それに足利将軍やら管領やら公家やらが義満の独裁に批判的だったわけだから、義満の暴走は遅かれ早かれ中に浮いて頓挫しただろうと思うな。足利幕府は当時としてはかなり合議制が進んでいたように思われるので、義満はただ煙たがられてただけでは。義満は決して絶対君主的な存在ではないし、それだけの軍事力を足利氏が独占していたわけでもない。一休が後小松天皇の落胤で、後小松天皇の子・称光天皇の兄に当たるので、位を継げば良かったなどというのは、かなりトンデモ系。そもそも還俗して上皇になった例はあるかしれんが、天皇になったなどという話はないだろ。明らかにあり得ない。ていうか、上皇は院、つまり僧侶として法皇にもなれるわけだから、上皇になるために還俗する必要すらないわな。天皇は神道系の儀礼しかできない、法皇は仏教系の儀礼しかできない、という棲み分けはあったんだろうな。仏教系の祭礼の重要性が時代が下るとともに大きくなり、逆に神道系の祭祀が形式化していったのが、もしかすると院政がさかんになった大きな原因の一つかもしれんわな。逆に言えば幼い天皇でも宮中祭祀はできたということだが、摂政か関白が代行していたのだろうか。ていうか幼い天皇がいるうちは上皇は祭祀を代行するために、院にはなれなかったのではなかろうか。なので、天皇、上皇、法皇という三段構成が必要だったのでは。ややこしいなあ。ましかし、天皇家が神道以外に仏教も祭祀に加えていく過程で、直系内での役割分担が必要になって、自然とそうなっていったのかもしれん。江戸時代に入ると天皇家が仏教の儀式をやらなくなった(国家仏教をしきらなくなった)ので、法皇も不要になったのだろう。最後は霊元天皇(在位1663年-1687年、1732年崩御)。
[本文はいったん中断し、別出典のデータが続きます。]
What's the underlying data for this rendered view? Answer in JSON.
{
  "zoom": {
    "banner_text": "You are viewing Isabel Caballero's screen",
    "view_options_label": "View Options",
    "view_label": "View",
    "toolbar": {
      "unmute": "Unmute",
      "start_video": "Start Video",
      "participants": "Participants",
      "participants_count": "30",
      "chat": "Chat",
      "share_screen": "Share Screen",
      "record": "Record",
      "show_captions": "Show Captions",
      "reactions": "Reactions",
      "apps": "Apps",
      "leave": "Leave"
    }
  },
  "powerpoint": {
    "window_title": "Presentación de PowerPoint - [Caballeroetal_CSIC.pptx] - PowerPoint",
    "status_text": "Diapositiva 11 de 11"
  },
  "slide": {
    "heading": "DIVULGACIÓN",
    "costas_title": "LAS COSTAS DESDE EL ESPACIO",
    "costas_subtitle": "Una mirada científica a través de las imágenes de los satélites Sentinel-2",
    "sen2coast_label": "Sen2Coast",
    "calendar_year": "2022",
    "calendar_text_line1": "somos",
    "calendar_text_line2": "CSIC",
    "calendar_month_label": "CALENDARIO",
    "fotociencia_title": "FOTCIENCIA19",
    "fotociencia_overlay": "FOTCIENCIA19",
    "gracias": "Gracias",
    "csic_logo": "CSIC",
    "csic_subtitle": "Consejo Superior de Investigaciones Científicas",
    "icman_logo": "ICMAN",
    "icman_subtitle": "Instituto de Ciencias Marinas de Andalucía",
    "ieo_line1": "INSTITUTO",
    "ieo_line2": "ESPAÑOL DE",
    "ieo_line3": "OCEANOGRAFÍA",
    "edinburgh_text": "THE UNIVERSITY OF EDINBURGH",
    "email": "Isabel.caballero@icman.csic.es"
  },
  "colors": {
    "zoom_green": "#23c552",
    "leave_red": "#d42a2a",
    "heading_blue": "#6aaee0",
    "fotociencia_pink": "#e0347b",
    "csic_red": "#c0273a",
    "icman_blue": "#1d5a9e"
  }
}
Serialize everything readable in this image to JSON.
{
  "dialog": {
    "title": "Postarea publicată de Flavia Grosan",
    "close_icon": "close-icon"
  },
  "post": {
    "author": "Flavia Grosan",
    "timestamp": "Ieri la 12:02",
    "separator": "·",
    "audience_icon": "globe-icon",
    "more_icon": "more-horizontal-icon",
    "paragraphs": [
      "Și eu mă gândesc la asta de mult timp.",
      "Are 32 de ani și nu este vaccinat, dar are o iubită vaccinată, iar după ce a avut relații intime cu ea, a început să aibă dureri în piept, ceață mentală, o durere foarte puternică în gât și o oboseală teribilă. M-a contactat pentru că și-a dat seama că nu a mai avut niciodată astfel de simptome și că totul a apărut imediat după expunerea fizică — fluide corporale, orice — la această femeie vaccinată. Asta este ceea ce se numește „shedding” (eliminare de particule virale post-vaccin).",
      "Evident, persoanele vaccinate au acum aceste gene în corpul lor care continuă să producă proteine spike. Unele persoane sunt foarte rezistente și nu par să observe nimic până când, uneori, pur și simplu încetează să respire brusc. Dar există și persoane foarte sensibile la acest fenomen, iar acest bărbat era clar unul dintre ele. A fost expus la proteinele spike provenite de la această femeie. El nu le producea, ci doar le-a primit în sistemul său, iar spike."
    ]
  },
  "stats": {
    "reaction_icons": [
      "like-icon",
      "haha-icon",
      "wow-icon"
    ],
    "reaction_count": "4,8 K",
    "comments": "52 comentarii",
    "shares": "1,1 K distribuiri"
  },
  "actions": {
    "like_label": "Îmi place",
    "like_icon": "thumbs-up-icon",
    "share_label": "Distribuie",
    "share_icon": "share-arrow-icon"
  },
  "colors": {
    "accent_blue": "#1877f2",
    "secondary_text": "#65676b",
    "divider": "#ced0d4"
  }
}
しかし皇位継承が男系に限るというのは良くできている。女系もありとすると自分の息子(内親王と結婚してその息子か娘)を天皇にできる。しかし、男系に限ると孫(娘を皇后に立ててその男子)を天皇にすることしかできない。そもそも皇后に立てるというのはとても難しいが、内親王と結婚するのは割と簡単かもしれん (女帝と結婚する必要はない。皇族の女性と結婚しさえすれば良い)。義満も内親王の子だから、女系もありとするとあっというまに皇位継承対象者になってしまう。女系を認めるかどうかというのはやはりかなり難しい問題な気がする。

ましかし、上記は皇位を簒奪しようというのが男であるという前提だが、完全な男女同権の時代になってしまえば、ある(野心ある)女性が天皇と結婚して自分の子どもを天皇にすることも可能なわけで、あまり抑止力にならんわな。ある意味尼将軍政子みたいなものか。
ま、ていうか、野心ある女性が無理矢理天皇か親王と結婚して子供を天皇にするという状況があまり思い浮かばないけどな。